Green Building Forecast

January 8, 2010
Client Alert Newsletter Forecast 2010

In 2010, energy efficiency will be a primary driver for green building legislation and legal issues as increased attention to climate change has focused attention on building energy use. Emerging trends include requirements for collection and public reporting of building energy usage data and mandates for improved energy efficiency through revisions to building energy codes.

In 2009, the climate change bill passed by the U.S. House of Representatives included a provision which would have mandated the adoption of a national standard for building energy efficiency. It remains to be seen whether Congress will ultimately enact legislation implementing a national building energy code or green building code. In the meantime, on January 12, 2010, California passed the first state-level building code mandating "green" standards for energy performance, water usage, and construction practices. As of January 2011, the "CalGreen" regulations will require new buildings in California to recycle 50 percent of their construction waste and to reduce water usage by 20 percent. All commercial buildings over 10,000 square feet will be required to undergo mandatory commissioning of air conditioning, heating, and mechanical equipment. The regulations are intended to help the state achieve its goal of reducing greenhouse gas emissions by 33 percent by 2020.

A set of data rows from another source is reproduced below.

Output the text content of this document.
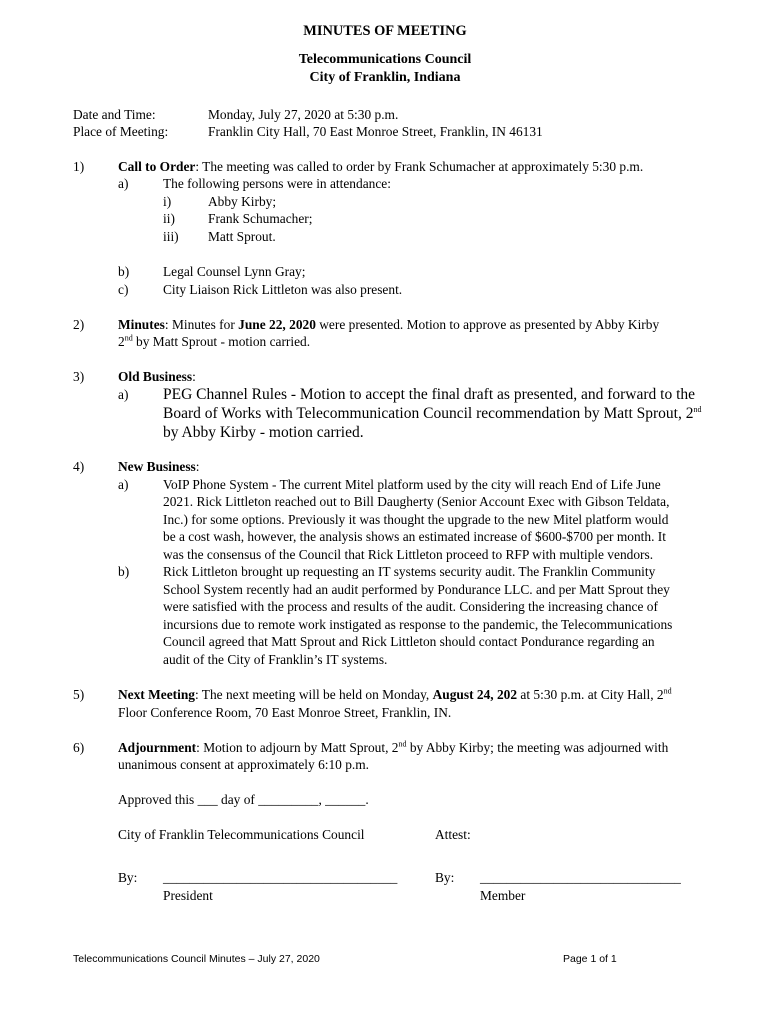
MINUTES OF MEETING
Telecommunications Council
City of Franklin, Indiana
Date and Time:	Monday, July 27, 2020 at 5:30 p.m.
Place of Meeting:	Franklin City Hall, 70 East Monroe Street, Franklin, IN 46131
1)	Call to Order: The meeting was called to order by Frank Schumacher at approximately 5:30 p.m.
a)	The following persons were in attendance:
i)	Abby Kirby;
ii) Frank Schumacher;
iii) Matt Sprout.
b)	Legal Counsel Lynn Gray;
c)	City Liaison Rick Littleton was also present.
2)	Minutes: Minutes for June 22, 2020 were presented. Motion to approve as presented by Abby Kirby
2nd by Matt Sprout - motion carried.
3)	Old Business:
a) PEG Channel Rules - Motion to accept the final draft as presented, and forward to the
Board of Works with Telecommunication Council recommendation by Matt Sprout, 2nd
by Abby Kirby - motion carried.
4)	New Business:
a)	VoIP Phone System - The current Mitel platform used by the city will reach End of Life June
2021. Rick Littleton reached out to Bill Daugherty (Senior Account Exec with Gibson Teldata,
Inc.) for some options. Previously it was thought the upgrade to the new Mitel platform would
be a cost wash, however, the analysis shows an estimated increase of $600-$700 per month. It
was the consensus of the Council that Rick Littleton proceed to RFP with multiple vendors.
b)	Rick Littleton brought up requesting an IT systems security audit. The Franklin Community
School System recently had an audit performed by Pondurance LLC. and per Matt Sprout they
were satisfied with the process and results of the audit. Considering the increasing chance of
incursions due to remote work instigated as response to the pandemic, the Telecommunications
Council agreed that Matt Sprout and Rick Littleton should contact Pondurance regarding an
audit of the City of Franklin’s IT systems.
5)	Next Meeting: The next meeting will be held on Monday, August 24, 202 at 5:30 p.m. at City Hall, 2nd
Floor Conference Room, 70 East Monroe Street, Franklin, IN.
6)	Adjournment: Motion to adjourn by Matt Sprout, 2nd by Abby Kirby; the meeting was adjourned with
unanimous consent at approximately 6:10 p.m.
Approved this ___ day of _________, ______.
City of Franklin Telecommunications Council	Attest:
By: ___________________________________
President
By: ______________________________
Member
Telecommunications Council Minutes – July 27, 2020	Page 1 of 1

In December 2009, New York City enacted legislation requiring that new buildings and existing building renovations meet minimum energy conservation standards. The legislation requires large building owners to conduct mandatory energy audits every ten years and to gather and report energy performance and water use data on an annual basis. Benchmarking data will be made publicly available. As of January 1, 2010, Washington D.C. is phasing in a similar benchmarking and disclosure requirement for private buildings. Washington State and Seattle have also recently enacted energy benchmarking legislation. Likewise, in 2009, the United States Green Building Council ("USGBC") introduced a "minimum program requirement" requiring LEED certified projects to commit to providing their project energy and water usage data to USGBC for a period of five years after occupancy. Some parties have expressed concern that the requirements for public reporting of energy usage could lead to legal disputes, including design or construction defect claims or claims by tenants against landlords, where newly available data provides evidence that buildings are failing to perform as promised.

In our region, Philadelphia joined the growing list of municipalities with requirements for green building, enacting legislation in December 2009 requiring contracts for new construction and major renovation of city-funded buildings of over 10,000 square feet to "include requirements intended to insure that the finished project will achieve a silver-level LEED rating." Under the legislation, at least five points towards LEED certification must be earned in the category of Energy and Atmosphere.

Green building and energy efficiency legislation will undoubtedly continue to emerge and evolve at the national, state, and local level in the coming year.